3 passi per migliorare le performance del tuo sito


Come realizzare il sito "perfetto"? Il trucco è arrivare a conoscere così a fondo le complessità da potersi permettere il lusso di iniziare a farne a meno.

17 Febbraio 2016
dalle 00:00 alle


Fate le cose nel modo più semplice possibile, ma senza semplificare.
Albert Einstein

Il presupposto è vantare contenuti di qualità da voler sfoggiare nel migliore dei modi. Più avanti pubblicherò degli articoli su come realizzare strategie di comunicazione efficaci nel digital; ora per una visione d'insieme vi consiglio di dare uno sguardo al sito di Enrico Forzato con cui sto avendo il piacere di collaborare per Assolombarda.
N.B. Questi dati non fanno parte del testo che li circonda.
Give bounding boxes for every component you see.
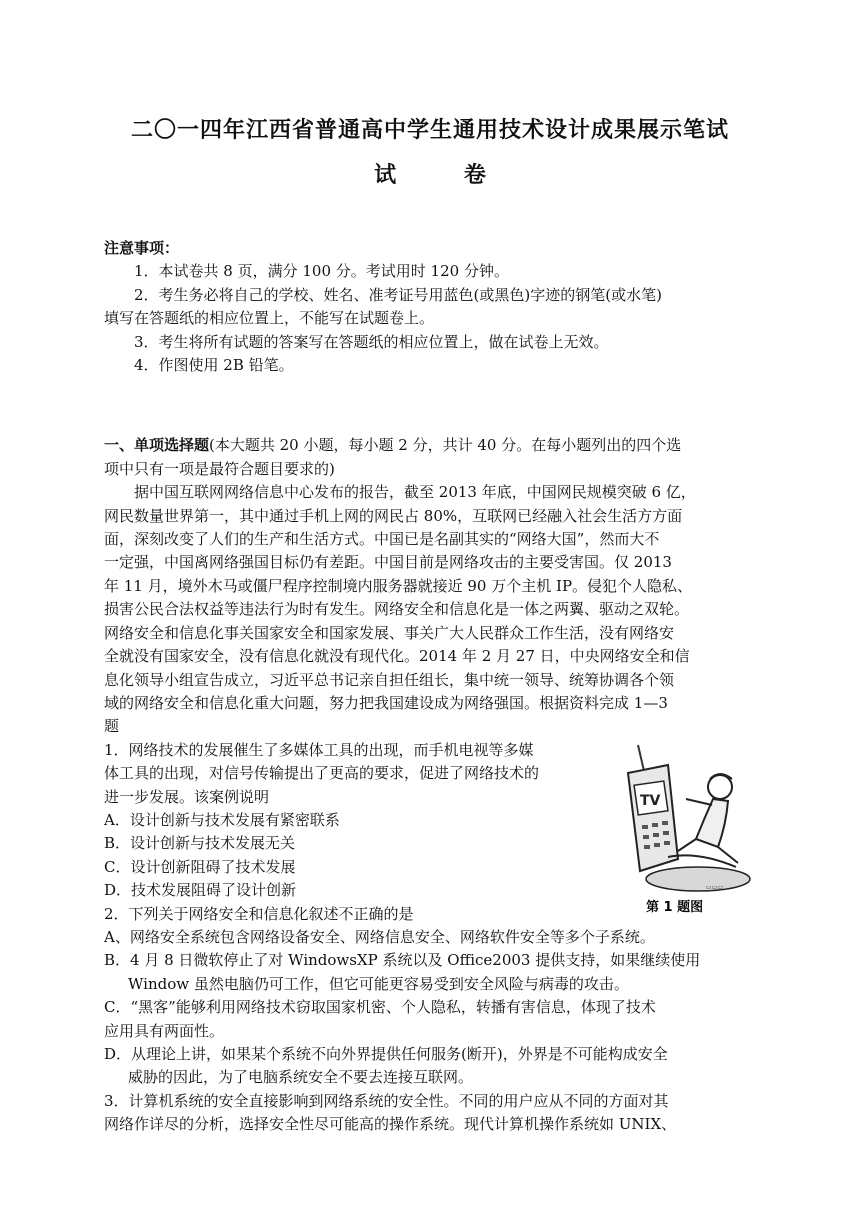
q3-line: 3．计算机系统的安全直接影响到网络系统的安全性。不同的用户应从不同的方面对其: [104, 1091, 669, 1110]
notice-item: 2．考生务必将自己的学校、姓名、准考证号用蓝色(或黑色)字迹的钢笔(或水笔): [134, 285, 662, 304]
q1-option-c: C．设计创新阻碍了技术发展: [104, 857, 296, 876]
svg-text:▭▭▭: ▭▭▭: [706, 883, 724, 891]
passage-line: 年 11 月，境外木马或僵尸程序控制境内服务器就接近 90 万个主机 IP。侵犯个人隐私、: [104, 576, 693, 595]
passage-line: 网民数量世界第一，其中通过手机上网的网民占 80%，互联网已经融入社会生活方方面: [104, 506, 683, 525]
tv-screen-text: TV: [640, 792, 661, 809]
passage-line: 息化领导小组宣告成立，习近平总书记亲自担任组长，集中统一领导、统筹协调各个领: [104, 670, 675, 689]
q1-option-a: A．设计创新与技术发展有紧密联系: [104, 810, 340, 829]
section-note: (本大题共 20 小题，每小题 2 分，共计 40 分。在每小题列出的四个选: [209, 436, 682, 455]
q1-stem-line: 进一步发展。该案例说明: [104, 787, 270, 806]
q2-option-c: C．“黑客”能够利用网络技术窃取国家机密、个人隐私，转播有害信息，体现了技术: [104, 998, 656, 1017]
q2-option-d-cont: 威胁的因此，为了电脑系统安全不要去连接互联网。: [128, 1068, 474, 1087]
passage-line: 全就没有国家安全，没有信息化就没有现代化。2014 年 2 月 27 日，中央网络安全和信: [104, 647, 690, 666]
notice-item: 4．作图使用 2B 铅笔。: [134, 356, 294, 375]
notice-item: 1．本试卷共 8 页，满分 100 分。考试用时 120 分钟。: [134, 262, 509, 281]
notice-heading: 注意事项：: [104, 239, 180, 257]
q2-option-b: B．4 月 8 日微软停止了对 WindowsXP 系统以及 Office2003 提供支持，如果继续使用: [104, 951, 701, 970]
q2-option-d: D．从理论上讲，如果某个系统不向外界提供任何服务(断开)，外界是不可能构成安全: [104, 1045, 668, 1063]
section-heading-line: [104, 434, 758, 457]
exam-body: [104, 237, 758, 1137]
exam-subtitle: 试 卷: [374, 162, 516, 188]
q1-stem-line: 1．网络技术的发展催生了多媒体工具的出现，而手机电视等多媒: [104, 740, 534, 759]
passage-line: 网络安全和信息化事关国家安全和国家发展、事关广大人民群众工作生活，没有网络安: [104, 623, 675, 642]
passage-line: 域的网络安全和信息化重大问题，努力把我国建设成为网络强国。根据资料完成 1—3: [104, 693, 668, 712]
passage-line: 一定强，中国离网络强国目标仍有差距。中国目前是网络攻击的主要受害国。仅 2013: [104, 553, 672, 572]
q3-line: 网络作详尽的分析，选择安全性尽可能高的操作系统。现代计算机操作系统如 UNIX、: [104, 1115, 677, 1134]
passage-line: 面，深刻改变了人们的生产和生活方式。中国已是名副其实的“网络大国”，然而大不: [104, 530, 660, 549]
q1-stem-line: 体工具的出现，对信号传输提出了更高的要求，促进了网络技术的: [104, 764, 540, 783]
section-heading: 一、单项选择题: [104, 436, 210, 455]
q2-option-a: A、网络安全系统包含网络设备安全、网络信息安全、网络软件安全等多个子系统。: [104, 927, 655, 946]
phone-tv-illustration-icon: [608, 739, 758, 919]
passage-line: 损害公民合法权益等违法行为时有发生。网络安全和信息化是一体之两翼、驱动之双轮。: [104, 600, 690, 619]
exam-title: 二〇一四年江西省普通高中学生通用技术设计成果展示笔试: [130, 117, 729, 143]
q2-stem: 2．下列关于网络安全和信息化叙述不正确的是: [104, 904, 414, 923]
q2-option-b-cont: Window 虽然电脑仍可工作，但它可能更容易受到安全风险与病毒的攻击。: [128, 974, 629, 993]
figure-caption: 第 1 题图: [646, 899, 704, 915]
notice-item: 3．考生将所有试题的答案写在答题纸的相应位置上，做在试卷上无效。: [134, 332, 609, 351]
q1-option-b: B．设计创新与技术发展无关: [104, 834, 296, 853]
section-note-line2: 项中只有一项是最符合题目要求的): [104, 459, 335, 478]
passage-line: 据中国互联网网络信息中心发布的报告，截至 2013 年底，中国网民规模突破 6 亿，: [134, 483, 696, 502]
q1-option-d: D．技术发展阻碍了设计创新: [104, 881, 297, 900]
q1-figure: [608, 739, 758, 919]
passage-line: 题: [104, 717, 120, 736]
notice-item: 填写在答题纸的相应位置上，不能写在试题卷上。: [104, 309, 435, 328]
q2-option-c-cont: 应用具有两面性。: [104, 1021, 225, 1040]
Supponiamo quindi di partire da ottimi contenuti a disposizione e dalla necessità di metterli in evidenza. E teniamo da parte per ora i social e il paid. I fronti su cui agire sono 3:

1 User Experience Design

Per progettazione dell'esperienza utente si intende l'insieme di attività finalizzate alla definizione della struttura del sito, dei flussi di navigazione e della disposizione dei suoi contenuti. La parola d'ordine è agevolare la navigazione degli utenti, guidandoli verso ciò che stanno effettivamente cercando.
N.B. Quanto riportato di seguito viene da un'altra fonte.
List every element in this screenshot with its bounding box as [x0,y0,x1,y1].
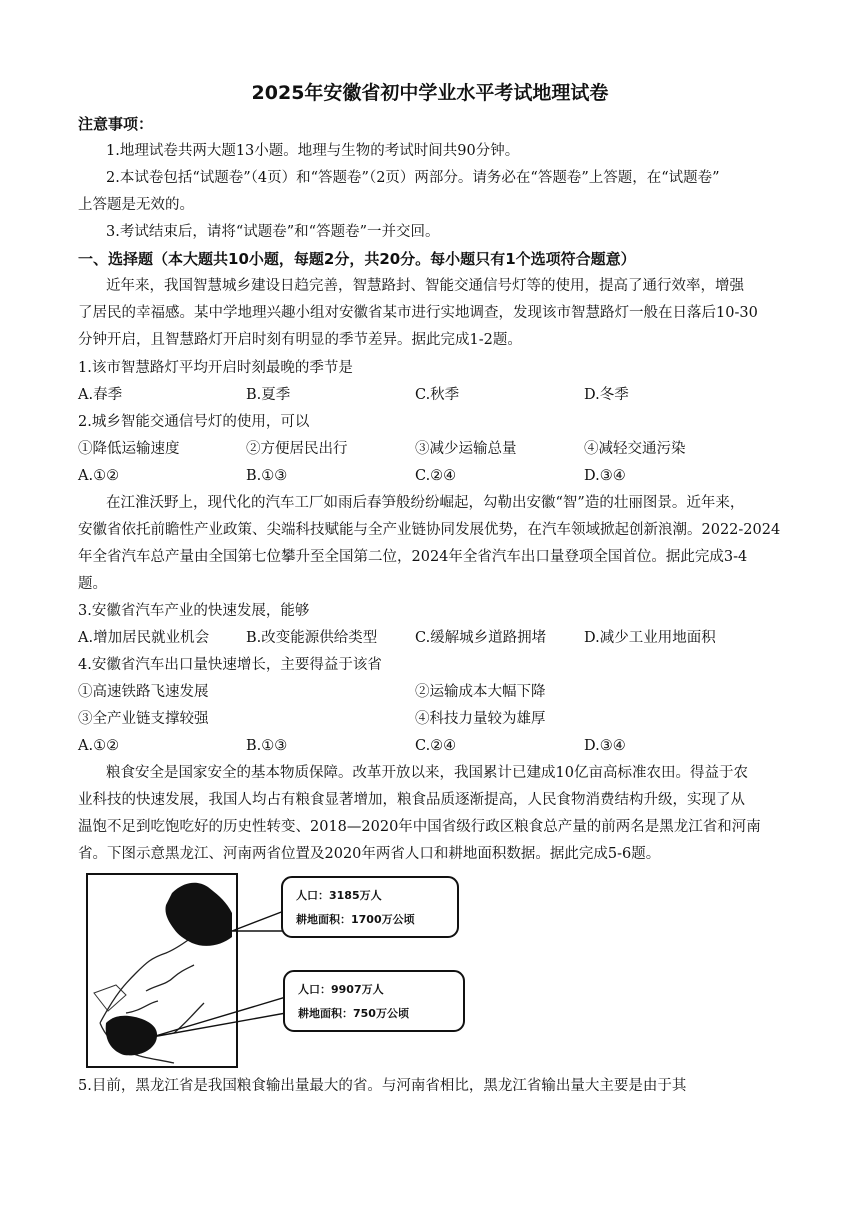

Rimando a questo articolo per maggiori approfondimenti.

2 Grafica

Anche qui, neanche a dirlo, la tendenza del momento è la semplicità. Il 2015 ha definito le due tendenze: il design piatto con il quale si annullano gli spessori e si gioca con contenitori piatti e colori e quello responsivo con il quale si dice addio ai siti in doppia versione per lasciare spazio a un unico sito, fruibile e "usabile" dai diversi dispositivi; in grado cioè di adattarsi in automatico allo schermo del dispositivo a partire dal quale lo si utilizza.
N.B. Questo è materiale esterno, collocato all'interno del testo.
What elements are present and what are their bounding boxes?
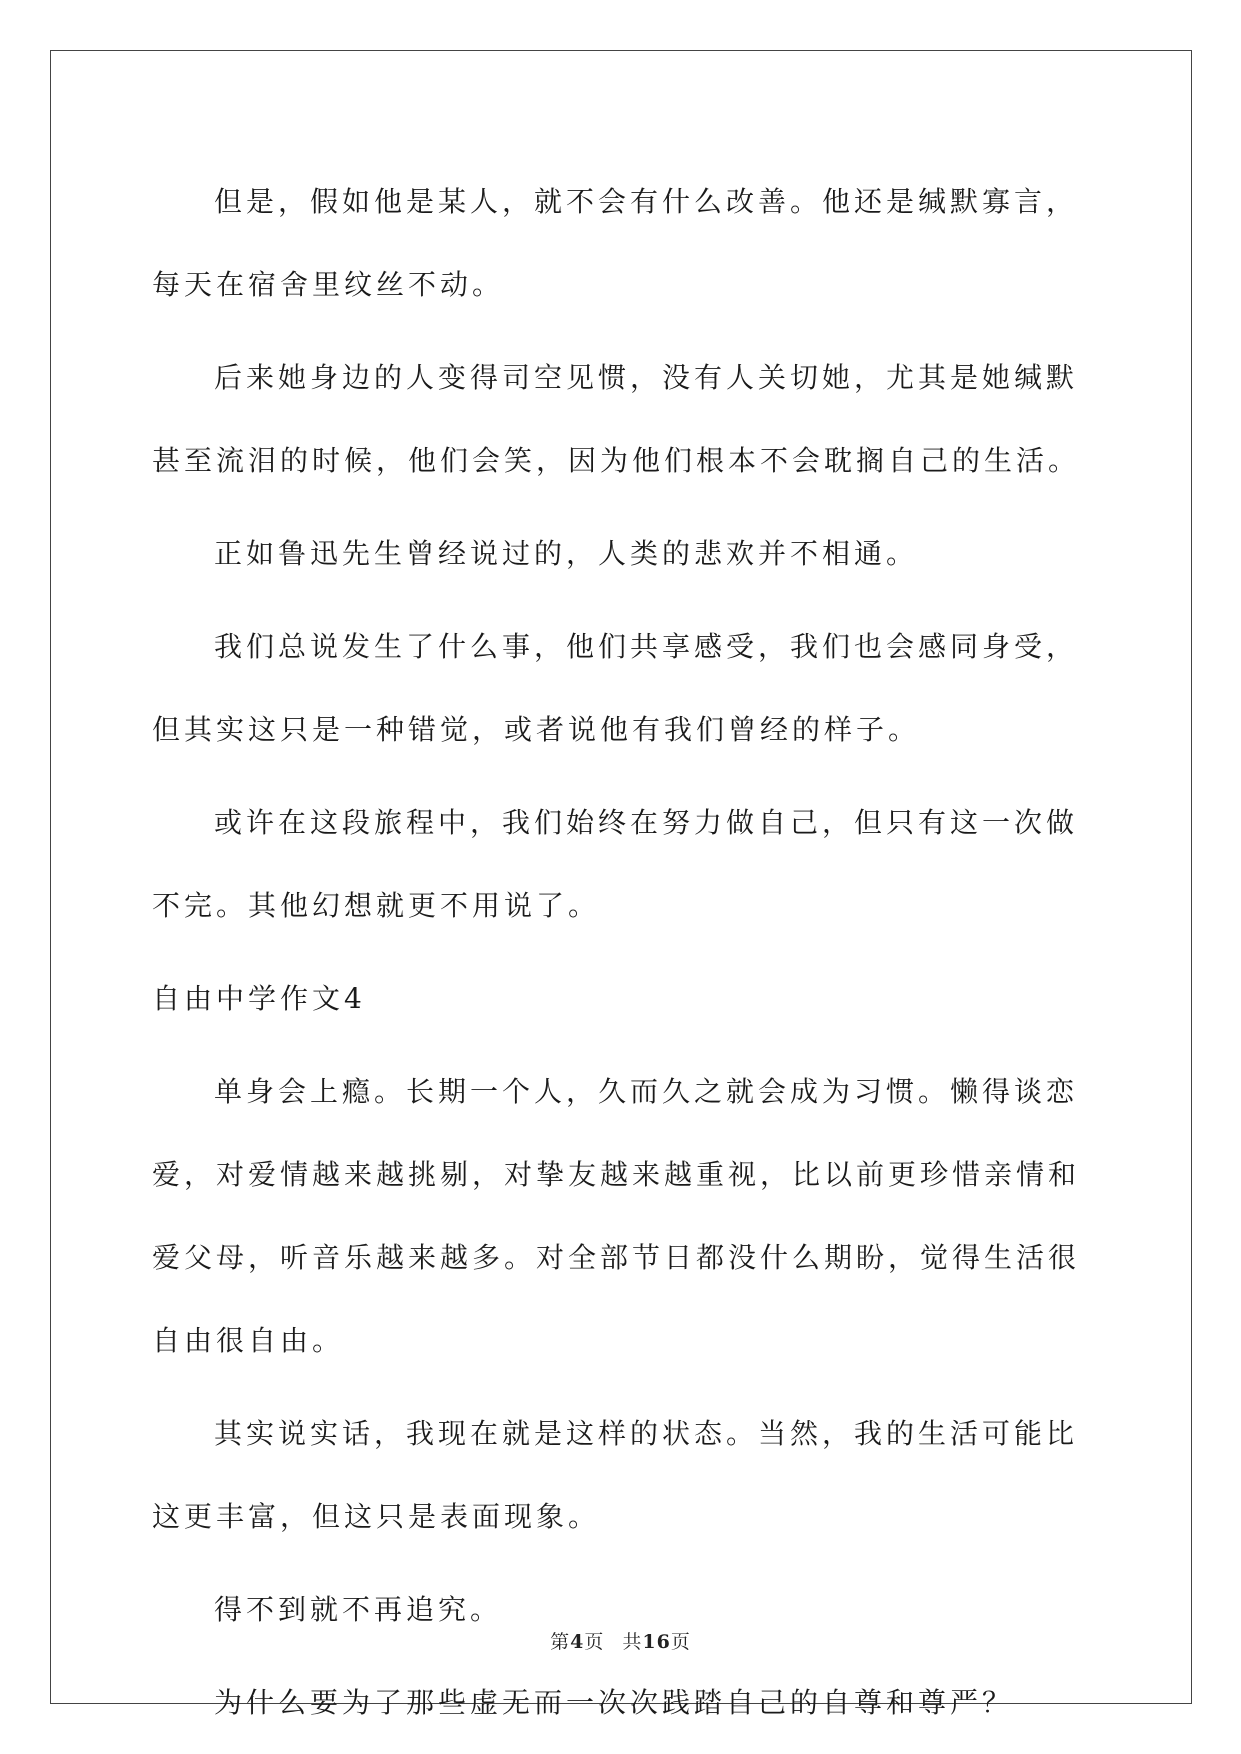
footer-total-suffix: 页	[670, 1631, 691, 1653]
footer-total-prefix: 共	[622, 1631, 643, 1653]
paragraph: 我们总说发生了什么事，他们共享感受，我们也会感同身受，但其实这只是一种错觉，或者说他有我们曾经的样子。	[152, 630, 1079, 746]
footer-prefix: 第	[550, 1631, 571, 1653]
paragraph: 后来她身边的人变得司空见惯，没有人关切她，尤其是她缄默甚至流泪的时候，他们会笑，因为他们根本不会耽搁自己的生活。	[152, 361, 1081, 477]
paragraph: 得不到就不再追究。	[214, 1593, 503, 1626]
paragraph: 为什么要为了那些虚无而一次次践踏自己的自尊和尊严？	[214, 1686, 1015, 1719]
current-page-number: 4	[570, 1631, 585, 1653]
document-body	[152, 160, 1092, 1754]
paragraph: 但是，假如他是某人，就不会有什么改善。他还是缄默寡言，每天在宿舍里纹丝不动。	[152, 185, 1079, 301]
paragraph: 单身会上瘾。长期一个人，久而久之就会成为习惯。懒得谈恋爱，对爱情越来越挑剔，对挚友越来越重视，比以前更珍惜亲情和爱父母，听音乐越来越多。对全部节日都没什么期盼，觉得生活很自由很自由。	[152, 1075, 1081, 1357]
paragraph: 或许在这段旅程中，我们始终在努力做自己，但只有这一次做不完。其他幻想就更不用说了。	[152, 806, 1079, 922]
footer-page-suffix: 页	[584, 1631, 605, 1653]
paragraph: 其实说实话，我现在就是这样的状态。当然，我的生活可能比这更丰富，但这只是表面现象。	[152, 1417, 1079, 1533]
paragraph: 正如鲁迅先生曾经说过的，人类的悲欢并不相通。	[214, 537, 919, 570]
page-footer	[0, 1627, 1241, 1654]
total-page-number: 16	[642, 1631, 671, 1653]
section-heading: 自由中学作文4	[152, 982, 366, 1015]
La tendenza delle ultime settimane è sintetizzato nel nuovo sito di Bloomberg. Piatto, colorato e libero da quegli schemi di pensiero vincolanti che vorrebbero un sito di Business dai colori cupi e l'aspetto formale. Questa tendenza vale anche e sopratutto per i social, che approfondiremo in dettaglio nei prossimi articoli. Si torna in un certo senso ai colori dei primi anni '90, quando però non si aveva la tecnologia adatta a poterli esprimere a dovere online.

3 Tracciamento e analisi

Nell'era del digital è tutto perfettamente tracciabile e i passi da seguire per rendere al massimo sono:

  • Configurare a dovere in anticipo: 
    è possibile ad esempio configurare in Google Analytics eventi che scattano se e solo se gli utenti visualizzano l'intero contenuto della pagina, se scaricano un e-book o se rimangono per più di 10 secondi su una particolare pagina.
  • Analizzare e affinare per iterazioni successive: 
    cosa succede quando si pubblica un nuovo articolo? O quando si aggiunge un nuovo prodotto a un e-commerce? L'utente dopo aver visitato quella pagina abbandona il sito? Quante sono le conversioni ottenute grazie a quel particolare gruppo di sessioni? Da quali canali deriva il traffico del mio sito?Tutto è misurabile.

Abbiamo affrontato una serie di buone pratiche finalizzate alla realizzazione di un sito di successo, oggi. Concludiamo con quello che deve essere il punto di partenza, perché la maggior parte dei lettori di questo articolo statisticamente, e qui ci metto un altro consiglio, leggeranno solo l'inizio e la fine.

Ricordarsi sempre che il sito non deve essere per noi ma per gli utenti che lo utilizzeranno.